"Sabrın sonu selamet" diye boşa dememiş büyükler... Mayıs 2011'de F.Bahçe'ye imza atan Sezer Öztürk zorlu bir süreçten geçti. 4 Kasım 2011'de F.Bahçe formasıyla ilk kez 11 çıktığı Sivas maçında sağ arka adelesinde 3. derece yırtık oluştu, 2 aylık tedavinin ardından 29 Ocak 2012'de Mersin İY maçında sakatlığı nüksetti. 27 yaşındaki futbolcu, Orduspor'a attığı golle bir anlamda çektiği sıkıntıların karşılığını aldı... "Mersin maçında soyunma odasından ağlayarak ayrılmıştım. Aynı yere bu kez sevinç gözyaşlarıyla döndüm. Takımdan ayrı kaldığım dönemde sürekli rüyalarımda sürekli Saracoğlu'nda gol attığımı görüyordum. Gol attığımda yere yığılıp kaldım, 'Acaba rüya mı görüyorum' diye düşündüm. Tüm takım üstüme çıkınca gerçek hayat olduğunu anladım."
Önce hocama sarıldım
Sezer Öztürk, yaşadığı kötü günlerde ve sakatlık sürecinde Aykut Kocaman'ın büyük desteğini gördüğünü söyledi. Sezer "Beni hep aradı. Hem hastanede hem de evimde sürekli ziyaret etti.

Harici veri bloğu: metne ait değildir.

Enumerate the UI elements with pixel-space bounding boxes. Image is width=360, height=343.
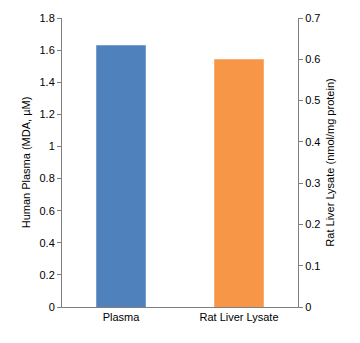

Bir hocanın futbolcusuna böyle inanması bir futbolcu için en güzel şey. Geri dönüşümde onun etkisi çok büyük. O nedenle soyunma odasına döndüğümüzde gidip ilk işim ona sarılmak oldu" dedi.
Artık oğlum olmadan asla
Orduspor maçında tribünlerin maskotu Sezer'in oğlu İsmail'di... Kadıköy'e ilk kez gelen İsmail, bundan sonraki maçlar için bileti kaptı... Sezer "Bana uğur getirdi" dediği oğlu için de şunları söyledi: "Attığım golden sonra kendime gelince gözlerim İsmail'i aradı. Baktım o da benim gibi ağlıyor. O anı artık ömür boyu unutamam. Bundan sonra İsmail'i Kadıköy'deki her maça getireceğim."
Dedikodulara çok üzüldüm
Sakatlık sürecinde en çok 'gönderilecekler listesi'nde adımın yer aldığı haberleri beni üzdü. Hiç oynamadan nasıl kendimi gösterebilirdim ki? Hem oynamayıp hem de böyle dedikodulara maruz kalmak insanı moral olarak bitiriyor. Bundan sonraki hedefim, aldığım süreyi uzatmak ve bu sürede takıma daha fazla katkı sağlayabilmek."